Publikacje

wywiad z prof. Chazanem w nowym nr. „Przewodnika Katolickiego” nr 31 na niedzielę 3.08.2014

pk 31 okl.1Nie możemy się poddać

– Ta sprawa jest tak bardzo ważna dla przyszłości obrony życia w Polsce,

że powinna być zorganizowana akcja konkretnej pomocy lekarzom,

jakiś komitet kryzysowy. Sami nie damy rady – mówi prof. Bogdan Chazan,

były dyrektor Szpitala św. Rodziny, którego zwolniono z pracy po tym,

gdy odmówił aborcji niepełnosprawnego dziecka, w rozmowie
z
JOLANTĄ HAJDASZ

Panie Profesorze, czy przewidział Pan, że dzień po zwolnieniu Pana z pracy, w Szpitalu św. Rodziny zostanie dokonana aborcja? Pierwsza od ośmiu lat.

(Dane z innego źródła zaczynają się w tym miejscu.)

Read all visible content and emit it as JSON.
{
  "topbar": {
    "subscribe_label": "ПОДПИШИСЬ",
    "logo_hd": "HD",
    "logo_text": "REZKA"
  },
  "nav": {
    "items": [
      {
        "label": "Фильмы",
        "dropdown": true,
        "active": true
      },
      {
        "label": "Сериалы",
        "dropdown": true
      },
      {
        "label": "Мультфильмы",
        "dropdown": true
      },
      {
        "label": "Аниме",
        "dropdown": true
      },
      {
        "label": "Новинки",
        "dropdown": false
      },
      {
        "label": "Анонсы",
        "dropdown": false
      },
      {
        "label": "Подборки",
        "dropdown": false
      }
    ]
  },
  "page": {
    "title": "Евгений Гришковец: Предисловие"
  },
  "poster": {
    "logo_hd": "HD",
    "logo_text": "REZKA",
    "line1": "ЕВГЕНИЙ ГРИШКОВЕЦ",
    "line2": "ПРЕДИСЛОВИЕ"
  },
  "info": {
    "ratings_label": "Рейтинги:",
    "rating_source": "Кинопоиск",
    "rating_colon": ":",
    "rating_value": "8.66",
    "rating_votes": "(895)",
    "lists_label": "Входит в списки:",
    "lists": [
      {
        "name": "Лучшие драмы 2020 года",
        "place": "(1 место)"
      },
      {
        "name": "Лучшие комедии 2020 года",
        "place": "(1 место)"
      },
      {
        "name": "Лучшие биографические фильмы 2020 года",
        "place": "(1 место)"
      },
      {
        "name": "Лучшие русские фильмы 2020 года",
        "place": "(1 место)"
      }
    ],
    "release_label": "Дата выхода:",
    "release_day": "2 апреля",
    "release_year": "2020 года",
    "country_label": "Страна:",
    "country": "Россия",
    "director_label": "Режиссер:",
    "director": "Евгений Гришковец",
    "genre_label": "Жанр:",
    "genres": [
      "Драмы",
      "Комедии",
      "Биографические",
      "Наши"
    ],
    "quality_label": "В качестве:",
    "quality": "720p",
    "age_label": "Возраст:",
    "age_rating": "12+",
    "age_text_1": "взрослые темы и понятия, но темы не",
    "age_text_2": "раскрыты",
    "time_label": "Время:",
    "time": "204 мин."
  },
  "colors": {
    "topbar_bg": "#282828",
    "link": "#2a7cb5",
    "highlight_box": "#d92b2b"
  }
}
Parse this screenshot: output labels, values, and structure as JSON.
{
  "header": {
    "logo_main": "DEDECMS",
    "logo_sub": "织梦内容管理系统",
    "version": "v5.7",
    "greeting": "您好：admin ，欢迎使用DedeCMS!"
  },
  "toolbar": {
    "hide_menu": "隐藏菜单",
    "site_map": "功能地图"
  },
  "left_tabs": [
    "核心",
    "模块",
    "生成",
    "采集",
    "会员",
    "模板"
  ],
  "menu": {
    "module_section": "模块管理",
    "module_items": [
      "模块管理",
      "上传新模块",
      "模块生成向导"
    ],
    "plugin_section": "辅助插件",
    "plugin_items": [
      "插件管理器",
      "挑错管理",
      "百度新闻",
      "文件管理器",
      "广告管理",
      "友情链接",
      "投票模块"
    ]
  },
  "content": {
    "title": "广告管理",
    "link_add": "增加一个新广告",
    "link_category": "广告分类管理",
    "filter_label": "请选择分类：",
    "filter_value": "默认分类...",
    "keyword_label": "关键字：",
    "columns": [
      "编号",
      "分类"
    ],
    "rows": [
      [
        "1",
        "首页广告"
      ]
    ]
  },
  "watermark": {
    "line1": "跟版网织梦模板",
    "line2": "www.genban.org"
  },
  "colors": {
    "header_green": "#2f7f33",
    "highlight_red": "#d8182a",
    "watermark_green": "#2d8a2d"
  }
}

– Pojechałem do szpitala, żeby jeszcze załatwić zaległe sprawy i zobaczyłem, że w naszej kaplicy modli się duża grupa osób.
Informacja, że ma być, czy już jest przeprowadzana aborcja, obiegła cały szpital. Nie wiem, czy i kiedy to było zap
lanowane i czy było odkładane do czasu aż mnie nie będzie i pójdę na ten przymusowy urlop przed zwolnieniem z pracy, czy też postawiono kolegów nagle wobec konieczności wykonania aborcji, jakich argumentów użyto. Może kogoś szantażowano, może użyto mojego przykładu jako argumentu, by nie stawiać oporu? Tego nie wiem. W każdym razie ta aborcja się odbyła. To mój wielki ból, wielki smutek.

 

A nie obawia się Pan, że jest to próba badania zachowania wszystkich pracowników medycznych?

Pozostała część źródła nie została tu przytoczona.